When suspense author Rob Peters returns to a mountain cabin retreat for inspiration, he accidentally hits a dog with his car. After being tormented by scratching and growling outside his cabin at night and the feeling that something is stalking him by day, Rob is convinced that the dog has returned from the dead for vengeance. Is it just paranoia, or is there truly something to fear?
I thought I had it figured out mid-way through, but my was I wrong. It's a great twist that I highly doubt you'll see coming. The sound effects are really good and work to advance the story.

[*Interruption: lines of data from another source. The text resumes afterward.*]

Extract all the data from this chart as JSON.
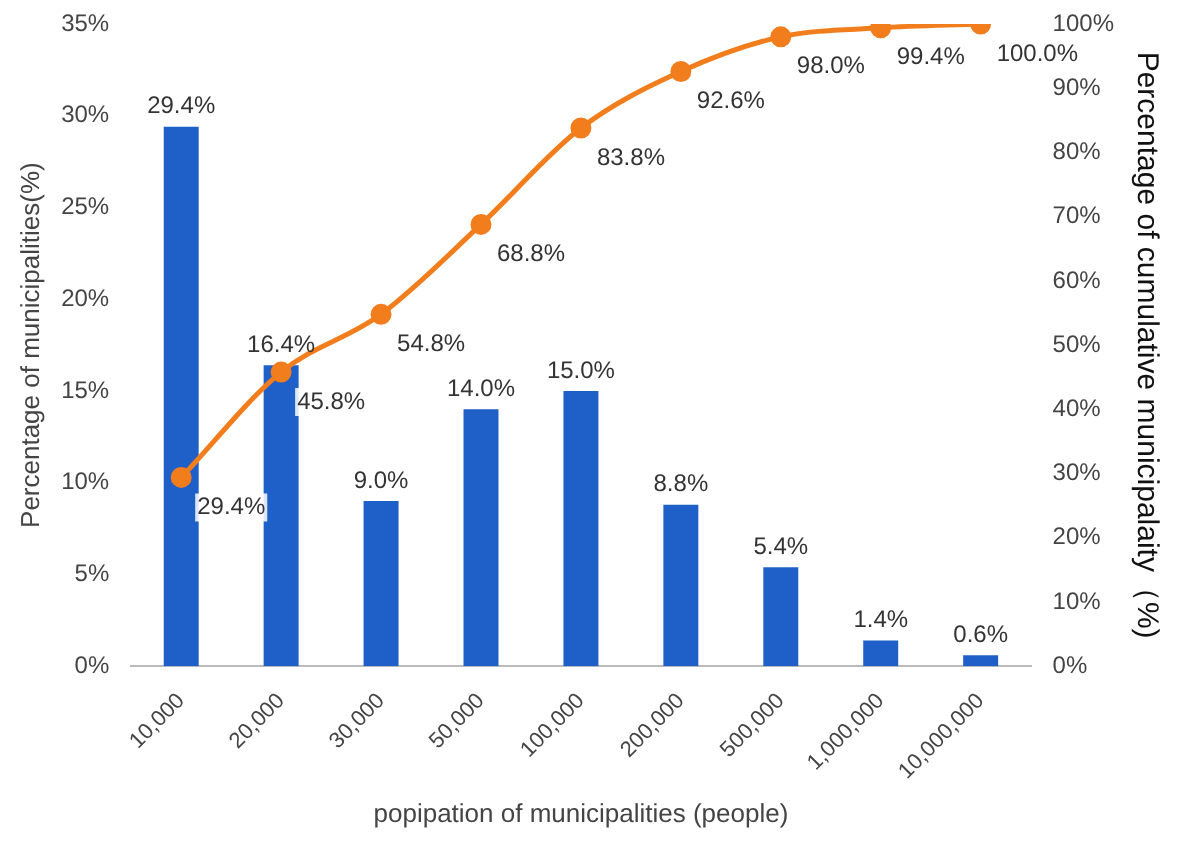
{
  "chart_data": {
    "type": "bar",
    "xlabel": "popipation of municipalities (people)",
    "ylabel": "Percentage of municipalities(%)",
    "y2label": "Percentage of cumulative municipalaity（%)",
    "categories": [
      "10,000",
      "20,000",
      "30,000",
      "50,000",
      "100,000",
      "200,000",
      "500,000",
      "1,000,000",
      "10,000,000"
    ],
    "series": [
      {
        "color": "#1f5fc8",
        "values": [
          29.4,
          16.4,
          9.0,
          14.0,
          15.0,
          8.8,
          5.4,
          1.4,
          0.6
        ],
        "value_labels": [
          "29.4%",
          "16.4%",
          "9.0%",
          "14.0%",
          "15.0%",
          "8.8%",
          "5.4%",
          "1.4%",
          "0.6%"
        ]
      },
      {
        "type": "line",
        "axis": "y2",
        "color": "#f27d1c",
        "marker": "circle",
        "values": [
          29.4,
          45.8,
          54.8,
          68.8,
          83.8,
          92.6,
          98.0,
          99.4,
          100.0
        ],
        "value_labels": [
          "29.4%",
          "45.8%",
          "54.8%",
          "68.8%",
          "83.8%",
          "92.6%",
          "98.0%",
          "99.4%",
          "100.0%"
        ]
      }
    ],
    "ylim": [
      0,
      35
    ],
    "yticks": [
      {
        "value": 0,
        "label": "0%"
      },
      {
        "value": 5,
        "label": "5%"
      },
      {
        "value": 10,
        "label": "10%"
      },
      {
        "value": 15,
        "label": "15%"
      },
      {
        "value": 20,
        "label": "20%"
      },
      {
        "value": 25,
        "label": "25%"
      },
      {
        "value": 30,
        "label": "30%"
      },
      {
        "value": 35,
        "label": "35%"
      }
    ],
    "y2lim": [
      0,
      100
    ],
    "y2ticks": [
      {
        "value": 0,
        "label": "0%"
      },
      {
        "value": 10,
        "label": "10%"
      },
      {
        "value": 20,
        "label": "20%"
      },
      {
        "value": 30,
        "label": "30%"
      },
      {
        "value": 40,
        "label": "40%"
      },
      {
        "value": 50,
        "label": "50%"
      },
      {
        "value": 60,
        "label": "60%"
      },
      {
        "value": 70,
        "label": "70%"
      },
      {
        "value": 80,
        "label": "80%"
      },
      {
        "value": 90,
        "label": "90%"
      },
      {
        "value": 100,
        "label": "100%"
      }
    ],
    "grid": false,
    "legend": false
  }
}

Rob Peters has been a suspense novelist for 20 years. However, his last several books haven’t sold well at all. So he’s heading out of Atlanta and to a cabin in the Georgia woods in the hopes of recapturing that long-lost inspiration. Things start to go wrong when he hits a large dog on the muddy, rainy drive to his cabin. That won’t be the only thing to go wrong for Rob Peters.
This story takes quite a while to build the suspense. Rob’s life is rather boring, though I did like the junk food he picked up for his cabin stay. But once Rob starts to write, plotting out his latest novel, things pick up. The story lets us dive into Rob’s novel, a detective mystery piece involving multiple murders. While this is Rob’s life by day, at night he is terrorized by the sound of dog scratching to get into the cabin. He revisits the grave he dug for the dog he hit and is surprised by what he finds. His imagination continues to get the better of him as he fears something is following him during the day.
The second half of the tale is better than the first. There’s more things going on and the speed has picked up. For some reason, the bit involving the dog falls away and I felt that wasn’t fully resolved. However, we get more of Rob’s detective novel, complete with lead characters. There’s a pretty cool switch up near the end that put a smile on my face. I enjoyed what the author did there, it being a bit clever and creepy at the same time.
There’s not one female character in the piece, though there are two women referred to as victims in Rob’s novel. So I would have liked the female gender to be represented.
I received a copy of this book at no cost from the author (via the GoodReads Audiobooks group) in exchange for an honest review.
Narration: H. D. Timmons did a nice job of narrating his own book. He had some regional accents and he kept all the characters distinct. There were even sound effects, like the sound of driving or typing. The first few effects weren’t so distinct but they quickly got better and added to the ambiance of the story.